20. Congressional Democrats will have the same option to use ObamaCare that their constituents will have.
This is just disingenuous, which is a nice word for not telling the whole truth. Some variation of this response is normally given by Democrat representatives when confronted at town hall meetings by angry constituents wanting to know that if what their Democrat representatives are proposing with ObamaCare is so good and necessary, will those same representatives commit to changing to ObamaCare from the cadillac, five-star health plan they now have, usually the Federal Employees Health Benefits Program (FEHBP) [which is a system of "managed competition" through which employee health benefits are provided to full-time permanent civilian employees and qualified retirees of the US Government and under which the employer (that would be the US government, with the use of your tax dollars) pays an amount equal to 72 percent of the average plan premium for self-only or family coverage (not to exceed 75 percent of the premium for the selected plan), and the employee (that would be the member of Congress) pays the rest, i.e., 25 to 28 percent]. Not bad, huh? But that response purposefully begs the question anyway. Of course, a member of Congress could select ObamaCare, in whatever form, if any at all, that it finally takes. But that's far different from committing to doing that, instead of keeping the gold-plated, mostly government funded plan you already have and can even keep after you retire -- and which is not even available to most of your constituents (plus continuing to receive the highest annual salary you received, for life).
21. Tort reform and consumer-patients being able to "shop" for health care insurance across state lines would do more, and more quickly, than anything else to lower health care and health insurance costs.
But, while being able to shop for health insurance like we can now do for other types of insurance may make it into even some Democrat versions of the health care/insurance reform legislation, it's highly doubtful tort reform to reduce frivolous or exorbitant doctor and/or hospital medical malpractice law suits will.
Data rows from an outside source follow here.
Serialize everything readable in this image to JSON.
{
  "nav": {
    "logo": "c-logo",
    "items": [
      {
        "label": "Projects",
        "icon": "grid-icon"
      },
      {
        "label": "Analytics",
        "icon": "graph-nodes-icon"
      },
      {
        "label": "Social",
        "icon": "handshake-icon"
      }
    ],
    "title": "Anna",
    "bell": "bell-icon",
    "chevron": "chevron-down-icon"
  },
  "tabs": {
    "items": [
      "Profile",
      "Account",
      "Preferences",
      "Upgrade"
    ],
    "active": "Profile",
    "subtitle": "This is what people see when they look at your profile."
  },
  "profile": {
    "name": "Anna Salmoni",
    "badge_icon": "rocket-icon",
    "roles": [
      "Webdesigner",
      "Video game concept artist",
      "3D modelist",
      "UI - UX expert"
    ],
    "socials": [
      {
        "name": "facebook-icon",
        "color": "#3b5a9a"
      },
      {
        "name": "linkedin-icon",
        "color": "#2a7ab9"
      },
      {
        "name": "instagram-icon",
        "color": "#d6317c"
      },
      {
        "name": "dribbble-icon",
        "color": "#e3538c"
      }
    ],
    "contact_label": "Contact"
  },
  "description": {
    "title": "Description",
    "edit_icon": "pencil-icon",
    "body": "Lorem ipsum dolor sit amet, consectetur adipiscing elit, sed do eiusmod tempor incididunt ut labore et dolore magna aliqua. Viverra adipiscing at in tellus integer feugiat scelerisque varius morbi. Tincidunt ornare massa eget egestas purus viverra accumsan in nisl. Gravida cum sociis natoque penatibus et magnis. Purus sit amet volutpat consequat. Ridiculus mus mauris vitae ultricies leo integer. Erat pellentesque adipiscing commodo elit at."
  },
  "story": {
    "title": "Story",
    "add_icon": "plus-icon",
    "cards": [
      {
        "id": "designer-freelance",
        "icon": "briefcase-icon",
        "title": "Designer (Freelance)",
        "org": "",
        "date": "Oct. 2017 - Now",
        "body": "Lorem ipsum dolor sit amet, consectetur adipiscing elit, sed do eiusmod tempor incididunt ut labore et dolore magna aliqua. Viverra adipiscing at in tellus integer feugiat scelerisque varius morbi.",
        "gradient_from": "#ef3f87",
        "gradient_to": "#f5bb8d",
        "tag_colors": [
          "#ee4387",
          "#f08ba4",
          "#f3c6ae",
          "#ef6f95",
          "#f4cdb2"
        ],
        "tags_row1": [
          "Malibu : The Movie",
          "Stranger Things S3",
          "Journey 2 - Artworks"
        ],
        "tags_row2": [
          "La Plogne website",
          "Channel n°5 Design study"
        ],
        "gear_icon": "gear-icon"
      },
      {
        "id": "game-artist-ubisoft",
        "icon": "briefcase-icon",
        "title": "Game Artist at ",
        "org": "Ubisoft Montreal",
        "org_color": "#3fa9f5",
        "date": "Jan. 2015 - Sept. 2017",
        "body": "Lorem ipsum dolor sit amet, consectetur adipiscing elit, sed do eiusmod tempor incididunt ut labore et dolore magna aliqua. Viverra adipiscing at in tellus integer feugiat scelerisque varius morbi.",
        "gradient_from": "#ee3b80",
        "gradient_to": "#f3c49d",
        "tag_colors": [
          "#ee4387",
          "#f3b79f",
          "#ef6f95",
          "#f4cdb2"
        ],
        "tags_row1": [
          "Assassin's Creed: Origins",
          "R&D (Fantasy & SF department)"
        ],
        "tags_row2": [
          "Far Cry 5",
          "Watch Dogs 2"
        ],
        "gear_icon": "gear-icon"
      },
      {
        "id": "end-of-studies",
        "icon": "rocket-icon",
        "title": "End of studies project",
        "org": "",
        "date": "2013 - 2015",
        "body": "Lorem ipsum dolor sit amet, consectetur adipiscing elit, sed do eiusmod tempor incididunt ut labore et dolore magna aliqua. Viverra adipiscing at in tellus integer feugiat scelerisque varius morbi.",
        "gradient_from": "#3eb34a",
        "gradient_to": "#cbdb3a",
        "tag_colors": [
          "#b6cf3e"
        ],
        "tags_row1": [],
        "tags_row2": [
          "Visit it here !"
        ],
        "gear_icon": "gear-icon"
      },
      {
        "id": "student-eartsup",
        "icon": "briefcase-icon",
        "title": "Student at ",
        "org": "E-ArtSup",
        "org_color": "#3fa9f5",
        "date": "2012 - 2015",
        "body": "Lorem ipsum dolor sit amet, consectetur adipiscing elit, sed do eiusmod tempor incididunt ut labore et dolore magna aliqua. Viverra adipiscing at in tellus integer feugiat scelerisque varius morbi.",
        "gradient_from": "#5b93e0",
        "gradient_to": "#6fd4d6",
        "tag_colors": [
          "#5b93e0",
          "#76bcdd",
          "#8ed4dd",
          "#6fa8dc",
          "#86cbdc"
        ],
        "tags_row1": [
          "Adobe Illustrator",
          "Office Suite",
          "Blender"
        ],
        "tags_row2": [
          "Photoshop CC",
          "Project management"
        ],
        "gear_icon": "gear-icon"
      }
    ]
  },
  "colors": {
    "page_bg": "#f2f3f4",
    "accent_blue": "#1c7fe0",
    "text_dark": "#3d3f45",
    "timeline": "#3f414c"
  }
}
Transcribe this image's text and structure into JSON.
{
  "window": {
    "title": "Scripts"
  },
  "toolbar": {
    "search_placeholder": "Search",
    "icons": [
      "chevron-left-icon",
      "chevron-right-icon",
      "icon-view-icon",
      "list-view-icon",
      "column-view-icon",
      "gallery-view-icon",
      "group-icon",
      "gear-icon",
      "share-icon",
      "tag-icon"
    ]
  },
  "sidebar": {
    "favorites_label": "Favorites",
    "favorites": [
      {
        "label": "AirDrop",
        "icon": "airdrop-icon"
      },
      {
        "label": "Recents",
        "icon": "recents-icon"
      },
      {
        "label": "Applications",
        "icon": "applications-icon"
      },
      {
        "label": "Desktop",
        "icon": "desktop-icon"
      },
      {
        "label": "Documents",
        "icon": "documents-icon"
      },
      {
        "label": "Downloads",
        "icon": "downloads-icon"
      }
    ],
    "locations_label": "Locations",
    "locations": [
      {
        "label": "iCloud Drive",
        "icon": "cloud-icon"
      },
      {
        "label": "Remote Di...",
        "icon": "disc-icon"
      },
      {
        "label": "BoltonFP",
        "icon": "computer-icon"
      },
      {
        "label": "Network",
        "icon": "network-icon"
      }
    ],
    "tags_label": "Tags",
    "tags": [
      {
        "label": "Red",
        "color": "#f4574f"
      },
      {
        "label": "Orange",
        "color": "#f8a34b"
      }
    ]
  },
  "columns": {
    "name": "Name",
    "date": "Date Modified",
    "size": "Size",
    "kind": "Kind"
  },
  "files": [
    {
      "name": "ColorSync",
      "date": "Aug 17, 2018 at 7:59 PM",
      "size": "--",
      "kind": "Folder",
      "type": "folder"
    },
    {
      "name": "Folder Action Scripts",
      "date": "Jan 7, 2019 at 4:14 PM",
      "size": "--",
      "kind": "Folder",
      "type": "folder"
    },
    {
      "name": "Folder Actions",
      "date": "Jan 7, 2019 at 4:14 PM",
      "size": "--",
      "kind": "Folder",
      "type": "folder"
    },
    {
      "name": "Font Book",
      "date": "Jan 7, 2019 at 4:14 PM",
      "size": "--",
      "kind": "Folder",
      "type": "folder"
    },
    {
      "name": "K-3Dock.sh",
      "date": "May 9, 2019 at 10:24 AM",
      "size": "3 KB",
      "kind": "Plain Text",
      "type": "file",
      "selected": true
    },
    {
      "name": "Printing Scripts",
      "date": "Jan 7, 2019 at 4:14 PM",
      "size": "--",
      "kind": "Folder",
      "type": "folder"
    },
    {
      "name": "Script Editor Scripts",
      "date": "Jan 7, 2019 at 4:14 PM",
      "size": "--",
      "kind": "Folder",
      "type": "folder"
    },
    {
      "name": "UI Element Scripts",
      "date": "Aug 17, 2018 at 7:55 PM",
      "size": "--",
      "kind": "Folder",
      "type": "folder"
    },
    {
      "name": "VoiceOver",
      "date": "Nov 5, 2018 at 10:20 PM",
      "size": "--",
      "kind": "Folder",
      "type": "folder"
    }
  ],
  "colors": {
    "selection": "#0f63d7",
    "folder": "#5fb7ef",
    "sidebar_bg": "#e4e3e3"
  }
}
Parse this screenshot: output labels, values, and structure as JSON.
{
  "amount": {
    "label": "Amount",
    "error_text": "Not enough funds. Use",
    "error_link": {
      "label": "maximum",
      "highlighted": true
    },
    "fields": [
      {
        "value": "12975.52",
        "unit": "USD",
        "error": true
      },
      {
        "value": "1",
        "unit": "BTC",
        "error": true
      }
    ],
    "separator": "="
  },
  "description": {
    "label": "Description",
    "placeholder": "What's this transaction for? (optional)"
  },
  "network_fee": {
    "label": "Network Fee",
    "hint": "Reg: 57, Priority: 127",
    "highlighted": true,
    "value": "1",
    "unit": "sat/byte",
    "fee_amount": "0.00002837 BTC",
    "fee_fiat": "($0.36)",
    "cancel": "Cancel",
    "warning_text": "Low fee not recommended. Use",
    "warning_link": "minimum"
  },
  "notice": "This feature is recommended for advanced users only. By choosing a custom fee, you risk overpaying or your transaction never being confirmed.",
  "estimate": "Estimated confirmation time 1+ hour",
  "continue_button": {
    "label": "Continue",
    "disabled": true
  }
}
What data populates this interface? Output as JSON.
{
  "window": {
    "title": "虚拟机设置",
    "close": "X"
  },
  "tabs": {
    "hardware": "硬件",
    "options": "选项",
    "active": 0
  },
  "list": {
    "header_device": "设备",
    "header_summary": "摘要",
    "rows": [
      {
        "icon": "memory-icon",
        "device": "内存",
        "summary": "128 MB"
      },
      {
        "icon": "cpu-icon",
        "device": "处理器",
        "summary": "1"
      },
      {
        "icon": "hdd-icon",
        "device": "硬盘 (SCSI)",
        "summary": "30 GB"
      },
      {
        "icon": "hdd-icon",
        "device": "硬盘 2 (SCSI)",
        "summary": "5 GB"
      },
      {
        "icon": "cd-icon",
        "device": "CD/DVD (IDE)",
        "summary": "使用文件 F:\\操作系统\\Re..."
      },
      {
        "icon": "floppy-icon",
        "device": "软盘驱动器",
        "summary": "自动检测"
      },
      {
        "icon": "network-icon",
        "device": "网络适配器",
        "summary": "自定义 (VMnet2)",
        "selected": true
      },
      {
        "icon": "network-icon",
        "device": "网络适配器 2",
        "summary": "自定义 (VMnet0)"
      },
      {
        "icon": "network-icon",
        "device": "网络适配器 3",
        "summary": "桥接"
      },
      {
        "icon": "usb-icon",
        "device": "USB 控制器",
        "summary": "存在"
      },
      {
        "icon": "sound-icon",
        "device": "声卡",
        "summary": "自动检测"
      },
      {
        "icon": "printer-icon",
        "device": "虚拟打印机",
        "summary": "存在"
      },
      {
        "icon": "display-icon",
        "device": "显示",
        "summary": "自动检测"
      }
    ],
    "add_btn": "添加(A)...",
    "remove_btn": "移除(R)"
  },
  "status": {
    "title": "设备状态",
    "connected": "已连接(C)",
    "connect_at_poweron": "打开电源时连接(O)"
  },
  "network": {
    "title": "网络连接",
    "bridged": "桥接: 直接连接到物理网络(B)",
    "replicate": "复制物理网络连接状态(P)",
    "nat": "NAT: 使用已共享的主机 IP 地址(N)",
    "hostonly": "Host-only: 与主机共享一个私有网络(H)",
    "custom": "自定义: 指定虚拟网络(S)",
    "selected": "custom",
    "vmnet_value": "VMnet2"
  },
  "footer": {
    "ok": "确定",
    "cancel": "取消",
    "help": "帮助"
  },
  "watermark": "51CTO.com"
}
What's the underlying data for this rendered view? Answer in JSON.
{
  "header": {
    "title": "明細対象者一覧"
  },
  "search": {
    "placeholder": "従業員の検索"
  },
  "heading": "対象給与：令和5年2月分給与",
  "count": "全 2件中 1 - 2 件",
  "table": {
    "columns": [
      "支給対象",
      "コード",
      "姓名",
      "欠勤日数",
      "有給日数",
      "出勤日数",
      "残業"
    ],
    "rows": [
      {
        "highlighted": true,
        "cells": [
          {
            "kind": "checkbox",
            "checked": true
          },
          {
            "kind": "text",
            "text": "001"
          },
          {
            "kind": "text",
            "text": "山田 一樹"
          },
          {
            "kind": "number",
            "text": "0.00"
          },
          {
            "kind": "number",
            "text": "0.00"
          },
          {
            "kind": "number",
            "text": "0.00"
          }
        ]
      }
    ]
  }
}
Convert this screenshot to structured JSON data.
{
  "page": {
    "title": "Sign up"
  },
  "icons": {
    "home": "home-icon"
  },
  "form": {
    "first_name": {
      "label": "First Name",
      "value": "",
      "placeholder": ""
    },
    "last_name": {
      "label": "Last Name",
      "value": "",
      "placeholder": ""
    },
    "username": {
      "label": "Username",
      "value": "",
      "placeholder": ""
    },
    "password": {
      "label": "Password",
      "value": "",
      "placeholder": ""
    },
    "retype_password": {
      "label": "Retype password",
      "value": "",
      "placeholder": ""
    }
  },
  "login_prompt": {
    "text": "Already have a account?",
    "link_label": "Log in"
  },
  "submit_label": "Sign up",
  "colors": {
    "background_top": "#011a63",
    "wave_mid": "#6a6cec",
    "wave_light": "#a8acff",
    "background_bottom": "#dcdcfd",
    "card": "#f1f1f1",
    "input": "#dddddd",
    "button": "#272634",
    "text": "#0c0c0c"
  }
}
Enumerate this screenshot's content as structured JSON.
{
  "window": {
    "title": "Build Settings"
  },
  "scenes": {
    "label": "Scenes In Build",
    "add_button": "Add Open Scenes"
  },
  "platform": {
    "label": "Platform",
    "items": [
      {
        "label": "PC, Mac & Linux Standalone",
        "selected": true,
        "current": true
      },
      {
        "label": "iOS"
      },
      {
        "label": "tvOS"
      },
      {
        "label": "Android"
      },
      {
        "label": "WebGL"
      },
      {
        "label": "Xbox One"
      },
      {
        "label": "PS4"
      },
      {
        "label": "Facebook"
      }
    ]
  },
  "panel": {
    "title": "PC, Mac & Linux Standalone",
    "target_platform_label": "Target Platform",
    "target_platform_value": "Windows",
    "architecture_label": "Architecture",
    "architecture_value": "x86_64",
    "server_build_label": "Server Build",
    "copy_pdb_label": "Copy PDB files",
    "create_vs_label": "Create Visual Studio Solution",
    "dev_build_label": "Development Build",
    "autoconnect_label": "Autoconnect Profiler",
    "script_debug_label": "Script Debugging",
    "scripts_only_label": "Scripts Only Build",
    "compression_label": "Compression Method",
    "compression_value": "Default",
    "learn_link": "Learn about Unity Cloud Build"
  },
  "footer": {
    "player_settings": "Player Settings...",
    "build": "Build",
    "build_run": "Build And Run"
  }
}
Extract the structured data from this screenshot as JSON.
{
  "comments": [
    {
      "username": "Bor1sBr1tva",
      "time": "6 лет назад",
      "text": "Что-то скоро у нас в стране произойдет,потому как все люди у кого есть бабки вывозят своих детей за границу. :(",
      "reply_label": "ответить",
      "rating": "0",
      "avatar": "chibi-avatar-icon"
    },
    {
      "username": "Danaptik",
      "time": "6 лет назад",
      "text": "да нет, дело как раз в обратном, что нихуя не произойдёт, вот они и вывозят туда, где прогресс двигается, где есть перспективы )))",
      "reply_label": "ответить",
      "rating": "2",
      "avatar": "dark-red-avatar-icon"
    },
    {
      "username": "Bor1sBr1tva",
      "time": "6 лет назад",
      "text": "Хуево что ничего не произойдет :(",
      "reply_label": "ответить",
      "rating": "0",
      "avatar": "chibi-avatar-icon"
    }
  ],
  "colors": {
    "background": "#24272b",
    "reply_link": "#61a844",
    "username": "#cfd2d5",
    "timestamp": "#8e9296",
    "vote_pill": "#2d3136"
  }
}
As Democrat Howard Dean, former DNC Chairman, recently admitted at a town hall meeting: "When you're trying to change so much about something, you're going to make enemies and you have to be careful about how many enemies you make, or you won't get anything done, and the trial lawyers are a (special interest) group which Democrats just don't want to take on." Or words to that effect.
Well, Howie, you finally said something for a change that I think was not only completely honest but with which I totally agree -- trial lawyers are a mainstay constituency of the Democrat Party which no Democrats want to "take on" -- not even to help all those un- and under-insured folks suffering along with our "broken" health care system out there.
It's a shame, really. Democrats, maybe even with a little "bipartisan" help (and therefore political "cover") from Republicans, could do so much to help so many if they just really meant what they said, instead of actually trying to do something totally different. It's just that Democrats want to use healthscare for a huge government power grab more than they really want to do anything else.
The car that is our health care/insurance system is the best in the world but is too expensive to run now and does need some fine tuning. But the Democrats want to either completely overhaul it or throw it on the junk heap and replace it with a whole new model which may but probably won't work any better, or maybe not as well. That's like getting a small hole in your best-fittin' blue jeans and just throwing them away and getting a new pair, instead of neatly just patching that hole. Wasteful, rash and foolish.